When Pamela stops resisting and appears to let her mind leave her body, the man will feel cheated, and visit fresh atrocities upon her. He will place a sharp blade across her cheek as he enters her, and slash jagged scars into her eyelid and earlobe. He will cut through the epidermis of her face down to the jaw-bone. He will drop the blade in his ecstasy and his fingers, scrabbling and clawing at her skin, will find the puncture wound and tear at her face, as though removing old wallpaper from a damp wall.
The skin will hang from her jaw like veal.
A winter will enter Pamela soon. Parts of her will simply cease to operate. Neural pathways will lock themselves. The best parts of her will die.
Later, Mr Jardine’s men will find her at the roadside: naked, blood-soaked. Even the strongest of them will feel heat prickling at their eyes and a coldness in their guts. Mr Jardine will cry for the first time since Alison was born, and despatch death.

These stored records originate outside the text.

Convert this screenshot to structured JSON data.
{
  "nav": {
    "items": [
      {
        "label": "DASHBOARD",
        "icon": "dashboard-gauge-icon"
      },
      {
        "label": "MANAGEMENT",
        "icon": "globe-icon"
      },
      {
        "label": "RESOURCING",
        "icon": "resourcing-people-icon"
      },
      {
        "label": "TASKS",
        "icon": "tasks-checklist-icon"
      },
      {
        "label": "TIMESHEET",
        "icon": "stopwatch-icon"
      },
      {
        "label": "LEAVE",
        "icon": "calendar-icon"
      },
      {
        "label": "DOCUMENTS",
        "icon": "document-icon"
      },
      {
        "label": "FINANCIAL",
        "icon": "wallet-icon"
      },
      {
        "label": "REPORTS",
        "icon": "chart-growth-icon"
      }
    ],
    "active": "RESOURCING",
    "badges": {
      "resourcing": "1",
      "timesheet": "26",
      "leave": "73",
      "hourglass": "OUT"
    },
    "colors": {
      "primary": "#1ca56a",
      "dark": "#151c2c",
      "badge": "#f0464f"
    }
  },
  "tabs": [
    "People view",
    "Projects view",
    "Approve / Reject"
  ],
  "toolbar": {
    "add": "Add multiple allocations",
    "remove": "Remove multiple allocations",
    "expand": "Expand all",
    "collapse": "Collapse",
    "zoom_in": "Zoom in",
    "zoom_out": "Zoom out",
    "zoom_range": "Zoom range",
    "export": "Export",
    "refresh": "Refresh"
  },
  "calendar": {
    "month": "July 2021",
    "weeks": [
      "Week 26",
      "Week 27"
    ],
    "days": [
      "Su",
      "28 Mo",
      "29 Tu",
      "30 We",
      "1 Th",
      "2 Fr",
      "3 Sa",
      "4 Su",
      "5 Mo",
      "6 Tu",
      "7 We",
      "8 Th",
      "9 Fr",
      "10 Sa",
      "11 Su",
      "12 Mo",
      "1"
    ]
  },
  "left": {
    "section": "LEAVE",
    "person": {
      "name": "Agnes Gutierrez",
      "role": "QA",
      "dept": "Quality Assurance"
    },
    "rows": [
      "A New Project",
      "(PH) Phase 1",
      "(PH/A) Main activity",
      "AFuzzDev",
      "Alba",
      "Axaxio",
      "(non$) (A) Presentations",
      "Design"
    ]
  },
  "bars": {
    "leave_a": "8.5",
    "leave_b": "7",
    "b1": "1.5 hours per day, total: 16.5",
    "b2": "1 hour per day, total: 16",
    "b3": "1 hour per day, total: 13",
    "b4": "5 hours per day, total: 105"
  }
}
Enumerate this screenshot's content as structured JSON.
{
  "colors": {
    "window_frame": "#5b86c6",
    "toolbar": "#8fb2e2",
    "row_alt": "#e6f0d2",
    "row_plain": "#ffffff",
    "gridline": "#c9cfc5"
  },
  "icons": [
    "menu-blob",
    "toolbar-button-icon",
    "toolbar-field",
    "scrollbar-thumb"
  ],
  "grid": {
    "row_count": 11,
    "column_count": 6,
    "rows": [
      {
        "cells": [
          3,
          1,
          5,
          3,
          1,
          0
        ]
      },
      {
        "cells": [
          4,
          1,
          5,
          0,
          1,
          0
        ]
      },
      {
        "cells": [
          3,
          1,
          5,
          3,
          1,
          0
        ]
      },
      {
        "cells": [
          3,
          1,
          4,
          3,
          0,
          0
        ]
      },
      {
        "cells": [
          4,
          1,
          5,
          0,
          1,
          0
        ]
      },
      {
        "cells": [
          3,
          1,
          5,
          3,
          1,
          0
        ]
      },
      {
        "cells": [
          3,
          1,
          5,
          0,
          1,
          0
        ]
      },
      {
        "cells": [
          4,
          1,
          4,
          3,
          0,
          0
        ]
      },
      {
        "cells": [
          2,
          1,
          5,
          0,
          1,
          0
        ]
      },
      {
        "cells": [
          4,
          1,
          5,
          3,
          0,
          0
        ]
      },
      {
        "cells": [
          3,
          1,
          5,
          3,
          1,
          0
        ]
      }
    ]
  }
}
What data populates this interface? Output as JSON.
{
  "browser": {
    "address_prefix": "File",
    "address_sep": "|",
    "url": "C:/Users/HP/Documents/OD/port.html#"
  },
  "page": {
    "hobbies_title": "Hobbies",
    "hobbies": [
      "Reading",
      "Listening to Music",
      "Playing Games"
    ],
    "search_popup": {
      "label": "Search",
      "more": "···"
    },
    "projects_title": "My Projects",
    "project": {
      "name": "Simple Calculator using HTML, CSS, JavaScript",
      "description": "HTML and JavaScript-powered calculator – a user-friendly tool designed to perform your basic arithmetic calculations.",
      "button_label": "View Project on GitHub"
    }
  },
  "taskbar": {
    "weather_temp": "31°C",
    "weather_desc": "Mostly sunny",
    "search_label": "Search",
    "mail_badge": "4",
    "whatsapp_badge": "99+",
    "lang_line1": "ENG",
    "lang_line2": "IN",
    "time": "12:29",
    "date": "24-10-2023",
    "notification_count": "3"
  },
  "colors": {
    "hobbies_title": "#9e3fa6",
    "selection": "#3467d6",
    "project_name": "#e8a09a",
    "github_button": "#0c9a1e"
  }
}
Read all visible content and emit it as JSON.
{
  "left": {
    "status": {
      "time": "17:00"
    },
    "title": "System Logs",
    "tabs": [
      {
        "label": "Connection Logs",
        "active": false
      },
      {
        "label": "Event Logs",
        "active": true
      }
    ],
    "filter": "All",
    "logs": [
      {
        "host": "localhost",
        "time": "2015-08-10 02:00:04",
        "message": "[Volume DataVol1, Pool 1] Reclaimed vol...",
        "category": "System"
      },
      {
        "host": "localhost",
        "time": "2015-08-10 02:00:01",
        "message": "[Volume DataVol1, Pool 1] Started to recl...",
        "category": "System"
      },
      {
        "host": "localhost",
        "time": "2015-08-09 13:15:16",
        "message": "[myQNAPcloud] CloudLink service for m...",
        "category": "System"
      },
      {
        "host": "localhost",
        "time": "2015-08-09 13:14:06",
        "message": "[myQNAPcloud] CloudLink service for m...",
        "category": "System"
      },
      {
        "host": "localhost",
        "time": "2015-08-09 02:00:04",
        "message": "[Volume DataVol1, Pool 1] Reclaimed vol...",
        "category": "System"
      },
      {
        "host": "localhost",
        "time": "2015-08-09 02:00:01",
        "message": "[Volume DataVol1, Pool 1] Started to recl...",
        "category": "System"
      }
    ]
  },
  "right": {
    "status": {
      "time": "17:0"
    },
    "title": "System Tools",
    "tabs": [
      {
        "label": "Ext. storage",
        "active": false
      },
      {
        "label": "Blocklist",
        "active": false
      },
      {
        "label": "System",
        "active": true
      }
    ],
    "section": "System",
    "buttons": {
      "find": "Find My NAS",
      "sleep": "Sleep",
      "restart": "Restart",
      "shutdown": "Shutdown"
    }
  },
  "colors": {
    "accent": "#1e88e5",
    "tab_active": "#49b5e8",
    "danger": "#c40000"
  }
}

Nine months from now, Pamela will give birth to a son. She will not cry out during labour. She will save her tears for the moment he is plucked from her embrace, and given to the lady from the agency. She will cry then, until her soul is dry, and then never again. A week later, she will
stuff tissues into her mouth until she chokes to death.
Then her benefactor will sell her son.
TWENTY-ONE
Lower Drayton Lane, Portsmouth
10.58 p.m.
Adam sits at Grace’s kitchen table, his coat still on, both hands wrapped around the mug of coffee that Grace has insisted he drink. The mug is unpleasantly hot against his skin, but has no desire to release it. He listens to the faint sound of Grace’s lullaby as she shushes Tilly and strokes her to sleep in the Little Mermaid bedroom upstairs. His phone keeps pinging with messages from Zara. He can’t find any words to reply with.
It’s dark in the kitchen, lit only by the dim bulb of the extractor fan above the oven. He wishes it were brighter, but knows that if the room were light, he would long for dark.
Footsteps grow louder, and Grace comes into the kitchen. She has put her pyjamas on, to convince Tilly it is bedtime, and is wearing a grey, Snoopy-motif outfit underneath her black dressing gown.
‘Dead to the world. Snoring like a docker.’
She starts clucking as she busies herself picking up Tilly’s toys and moving dirty plates onto the draining board. She looks at Adam intermittently, smiling, in case he should turn his head and catch her looking. He does not look up. He simply stares into his coffee, and watches the galaxies of cream swirl on its surface.
He is thinking of Alison Jardine. He’d expected her to be hard as nails. Had expected her to order that he strip to his underwear before she would even consider sharing confidences with him. Had thought that she would be difficult to read: face inscrutable as a dinner plate. Instead she had spoken to him as if they were old friends. She spoke as if she owed him an explanation. At times, he had felt that she was talking to somebody else, her words directed at some other figure, somewhere just outside his peripheral vision, watching and listening and passing judgments as they sat on the stone bench and watched the rain and told one another how they had spent the past thirty-six years.